Evidence from meta-analyses has confirmed that terlipressin is not superior to somatostatin or octreotide in cirrhosis in the terms of controlling bleeding or improving survival [32, 33]. In accordance with previous findings, our study also suggested that the mortality was not significantly different between cirrhotic patients with acute GIB who received terlipressin and those who did not receive terlipressin (somatostatin/octreotide). However, previous studies have never explored the effect of terlipressin on renal function parameters in such patients. Considering that terlipressin has been widely used for improving renal function in patients with HRS [34], it might be beneficial in cirrhotic patients with acute GIB and renal dysfunction [35]. By contrast, somatostatin and octreotide seemed to be ineffective or detrimental to renal function in healthy subjects and cirrhotic patients [12,13,14,15]. Our study found that terlipressin significantly decreased the in-hospital mortality of cirrhotic patients with acute GIB who developed renal dysfunction. Thus, the theoretical advantage of telipressin over somatostatin and octreotide in such patients should be considered.
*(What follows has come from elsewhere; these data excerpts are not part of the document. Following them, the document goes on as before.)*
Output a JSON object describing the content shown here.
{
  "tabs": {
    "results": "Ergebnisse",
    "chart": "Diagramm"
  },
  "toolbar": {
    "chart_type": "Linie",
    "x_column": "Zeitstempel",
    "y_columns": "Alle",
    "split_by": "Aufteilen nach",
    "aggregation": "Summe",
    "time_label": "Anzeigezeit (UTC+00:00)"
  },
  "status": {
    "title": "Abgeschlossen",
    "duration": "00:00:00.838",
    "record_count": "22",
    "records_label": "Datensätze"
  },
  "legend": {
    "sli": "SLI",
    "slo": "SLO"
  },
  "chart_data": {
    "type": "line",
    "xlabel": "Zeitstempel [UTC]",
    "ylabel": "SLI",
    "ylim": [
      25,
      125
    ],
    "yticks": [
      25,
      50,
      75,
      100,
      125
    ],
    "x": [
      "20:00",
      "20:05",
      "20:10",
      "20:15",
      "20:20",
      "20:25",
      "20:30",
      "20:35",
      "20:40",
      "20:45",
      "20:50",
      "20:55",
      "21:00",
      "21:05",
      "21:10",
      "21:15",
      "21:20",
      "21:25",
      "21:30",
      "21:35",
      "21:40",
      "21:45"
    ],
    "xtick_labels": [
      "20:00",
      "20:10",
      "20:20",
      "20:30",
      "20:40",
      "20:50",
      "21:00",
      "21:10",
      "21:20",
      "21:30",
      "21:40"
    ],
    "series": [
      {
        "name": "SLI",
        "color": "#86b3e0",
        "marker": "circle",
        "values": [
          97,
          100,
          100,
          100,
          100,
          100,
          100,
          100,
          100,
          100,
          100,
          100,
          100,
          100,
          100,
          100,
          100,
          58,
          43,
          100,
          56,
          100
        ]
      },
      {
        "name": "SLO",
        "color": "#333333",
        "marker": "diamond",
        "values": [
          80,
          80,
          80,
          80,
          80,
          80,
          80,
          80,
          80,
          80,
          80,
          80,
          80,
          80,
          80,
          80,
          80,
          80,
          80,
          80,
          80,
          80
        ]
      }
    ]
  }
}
Our study had several limitations. First, the number of patients included varied among the participating centers. Because the deadline of data collection was pre-specified in our study, the investigators at each center collected the data as much as possible within the deadline and then filled the paper version case report forms and electronic tables. Second, the cause of GIB was not limited. Indeed, GIB from any source would lead to acute blood loss and pre-renal renal impairment. Additionally, the survival rate was similar between cirrhotic patients with variceal bleeding and acute peptic ulcer bleeding after a standard treatment strategy [36]. Third, due to the retrospective nature of this study, the etiology of AKI could not be accurately evaluated, which limited us to perform subgroup analysis according to the etiology of AKI. However, it should be noted that we have clearly excluded patients with a history of parenchymal nephropathy and those with ischemic hepatitis which may be potentially associated with acute tubular necrosis. Additionally, because all of our included patients had acute GIB, the use of diuretics is often delayed or abandoned in such patients. In this setting, HRS could not be evaluated, because the withdrawal of diuretics should be one of diagnosis criteria for HRS. Fourth, the time when sCr was re-examined during hospitalization was not restricted, despite patients with sCr values at admission and during hospitalization were considered eligible for our study. Fifth, the use of vasoactive drugs was not standardized, and a combination of vasoactive drugs was often employed. Sixth, endoscopy was not performed in all patients. Notably, a large-scale international study found that nearly one-third of patients manifested as hematemesis and/or melena did not undergo endoscopy examinations in real-world practice [37].

In conclusion, the management of ICA-AKI stages 1B, 2, and 3 and renal dysfunction should be considered in cirrhotic patients with acute GIB due to their effects on the in-hospital mortality. Additionally, terlipressin may be effective for the improvement of survival in cirrhotic patients with acute GIB and sCr > 133 μmol/L, probably because of its beneficial effect on renal function. Further well-designed prospective studies should be performed to compare the efficacy of terlipressin versus other vasoactive drugs in such patients.